31/01/2011 | Yazar: Cihan Dağ

“Acı çekiyorsun de mi hâlâ?”

“Acı çekiyorsun de mi hâlâ?”

Alaycı bir gülümseme yer buldu yüzümde onu dinlerken. Uzaklara bakmıyordum. Boynumu öne eğmiş ayağımın altında sağa sola yuvarladığım pet şişeye dalmıştım. Öyle uzaklara bakacak, umut edecek gücüm yoktu. Olduğum yerde acı çekmekti ihtiyacım olan şey.
 
“Mutlu olabilirsin artık”
 
Mutluluk benim için çok geç demeyeceğim asla. Belki ölmek üzereyken bir yatakta, çıkabilir, o zaman bile, son senefesimi vermeden o birkaç saniyelik zamanda. Ama beklemek, hayır mutluluğu asla beklemem. Varsa eğer beni sevenler beklesin mutluluğumu. Umut dediğin nicedir içinde taş olan bir ayakkabı, onu giyip her adım atışımda ayakklarım kanar oldu. Bu yüzden ben artık beklemeyeceğim. Sadece duracağım. İleride biri otobüs bekliyor, ellerinde bavulla duruyor orada öyle. Bende bir zamanlar öyle dururdum. Mutlu olmayı umarak beklemek. Hayır ben artık sadece duruyorum.
 
“Fahişe değilsin sen değil mi?”
 
Yüzüne baktım. Olağanca nefretimle yüzüne baktım. Yüzüme bakamadı. Olağanca utancıyla yüzüme bakamadı. Bir yol var orada bak dedim. O yolda beklemek ve umut etmek, işte fahişelik budur. Ama ben artık fahişe değilim. Çünkü bu dünya fahişe olmak için gereğinden fazla korkak.
 
“Ben de hep gitmek istedim”
 
Neden burdasın diye sormak istedim kendisine, vazgeçtim. Dünyaya yeni bir fahişe kazandırmak istemedim. Gitmek, hikayenin sonunu aramaktır.
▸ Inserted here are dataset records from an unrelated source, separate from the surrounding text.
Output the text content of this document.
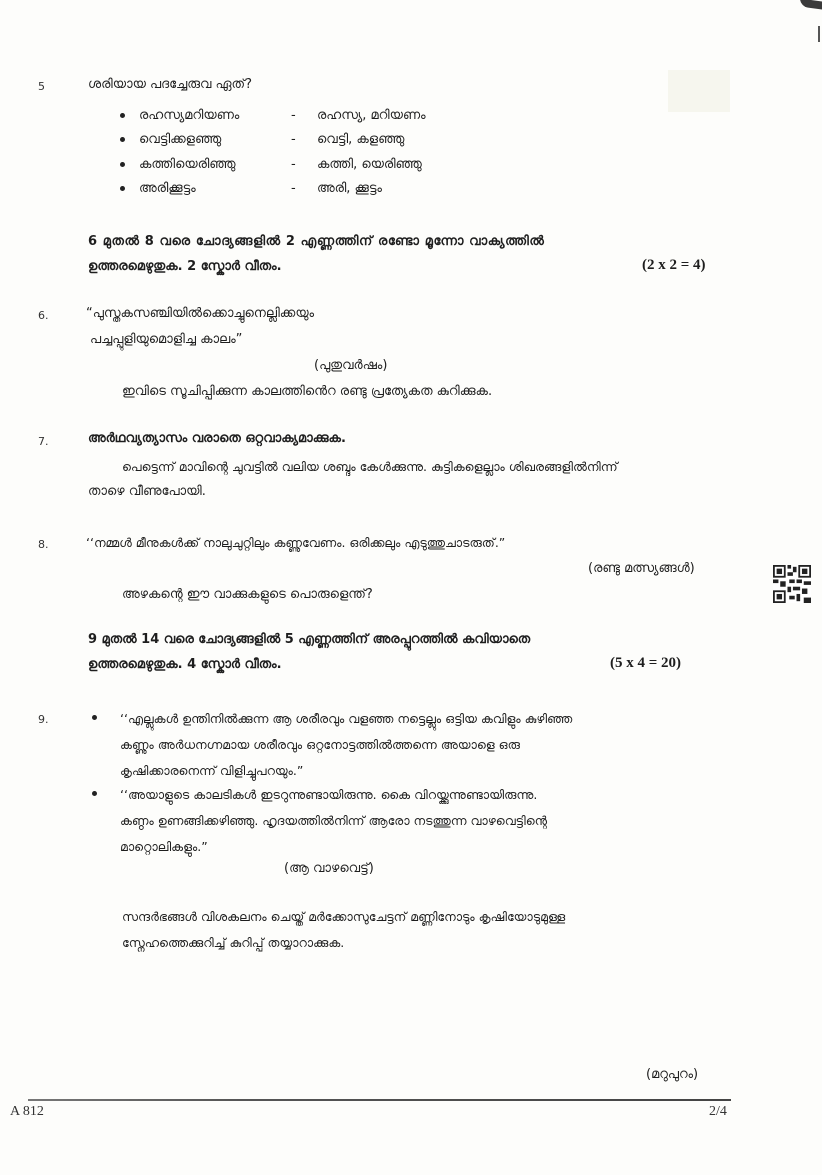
5	ശരിയായ പദച്ചേരുവ ഏത്?
രഹസ്യമറിയണം	- രഹസ്യ, മറിയണം
വെട്ടിക്കളഞ്ഞു	- വെട്ടി, കളഞ്ഞു
കത്തിയെരിഞ്ഞു	- കത്തി, യെരിഞ്ഞു
അരിക്കൂട്ടം	- അരി, ക്കൂട്ടം
6 മുതൽ 8 വരെ ചോദ്യങ്ങളിൽ 2 എണ്ണത്തിന് രണ്ടോ മൂന്നോ വാക്യത്തിൽ
ഉത്തരമെഴുതുക. 2 സ്കോർ വീതം.	(2 x 2 = 4)
6.	“പുസ്തകസഞ്ചിയിൽക്കൊച്ചുനെല്ലിക്കയും
പച്ചപ്പുളിയുമൊളിച്ച കാലം”
(പുതുവർഷം)
ഇവിടെ സൂചിപ്പിക്കുന്ന കാലത്തിൻെറ രണ്ടു പ്രത്യേകത കുറിക്കുക.
7.	അർഥവ്യത്യാസം വരാതെ ഒറ്റവാക്യമാക്കുക.
പെട്ടെന്ന് മാവിന്റെ ചുവട്ടിൽ വലിയ ശബ്ദം കേൾക്കുന്നു. കുട്ടികളെല്ലാം ശിഖരങ്ങളിൽനിന്ന്
താഴെ വീണുപോയി.
8.	‘‘നമ്മൾ മീനുകൾക്ക് നാലുചുറ്റിലും കണ്ണുവേണം. ഒരിക്കലും എടുത്തുചാടരുത്.”
(രണ്ടു മത്സ്യങ്ങൾ)
അഴകന്റെ ഈ വാക്കുകളുടെ പൊരുളെന്ത്?
9 മുതൽ 14 വരെ ചോദ്യങ്ങളിൽ 5 എണ്ണത്തിന് അരപ്പുറത്തിൽ കവിയാതെ
ഉത്തരമെഴുതുക. 4 സ്കോർ വീതം.	(5 x 4 = 20)
9.	‘‘എല്ലുകൾ ഉന്തിനിൽക്കുന്ന ആ ശരീരവും വളഞ്ഞ നട്ടെല്ലും ഒട്ടിയ കവിളും കുഴിഞ്ഞ
കണ്ണും അർധനഗ്നമായ ശരീരവും ഒറ്റനോട്ടത്തിൽത്തന്നെ അയാളെ ഒരു
കൃഷിക്കാരനെന്ന് വിളിച്ചുപറയും.”
‘‘അയാളുടെ കാലടികൾ ഇടറുന്നുണ്ടായിരുന്നു. കൈ വിറയ്ക്കുന്നുണ്ടായിരുന്നു.
കണ്ഠം ഉണങ്ങിക്കഴിഞ്ഞു. ഹൃദയത്തിൽനിന്ന് ആരോ നടത്തുന്ന വാഴവെട്ടിന്റെ
മാറ്റൊലികളും.”
(ആ വാഴവെട്ട്)
സന്ദർഭങ്ങൾ വിശകലനം ചെയ്ത് മർക്കോസുചേട്ടന് മണ്ണിനോടും കൃഷിയോടുമുള്ള
സ്നേഹത്തെക്കുറിച്ച് കുറിപ്പ് തയ്യാറാക്കുക.
(മറുപുറം)
A 812	2/4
Gitmek süregelen bir öyküde kahramanların gerçek yüzleriyle yüzleşmektir. Gitmek kader zannedilen şeyle aynı yatağa girmektir. İnsan doğu, batı, kuzey, güney…göstermelik bir yön seçer kendine ve gider. Gittiği yer kendidir, ya da gidemediği…
 
“Seninle konuşmama kızıyorlar”
 
Güçsüz insanlar korkar ancak biriyle konuşmaktan. Korkarlar çünkü aynısını yapacak ya da yapamayacak kadar güçlü değillerdir. Sonbahar geldi bak, herkes yavaş yavaş evlerine çekiliyor. Kış günü sokaklarda yürüyen insanlar görür müsün, yazın gördüğün kadar? İnsanlar o gevşek ışık oyunlarını ve sıcağı sever. Bununla mayışır, mutlu olurlar. Çok az kişi kışın soğuk rüzgarını yemek ister. Hasta olmaktan korkarlar, zaten hasta değillermiş gibi…
 
“Seni öldürebilirler”
 
Ölüm dediğinin türlü hali vardır. Benimki de uzatılmış yaşamak. İnsanın sevindiği  ölümler vardır. Ben ölürsem, kurtuldu diyecekler, sanki kurtuluşumu yaşarken de göremeyecekler gibi. Biliyorum içlerinden biri beni kurtaracak. Ve en sonunda ben kurtarılmış bir ölü olacağım…
 
“Benim şimdi eve gtimem lazım ama yarın yine gelirim”
 
Demek sen de içinde taş olan ayakkabılardan giyiyorsun çocuk. Koş çocuk, koş. Umuda kanaya kanaya koş.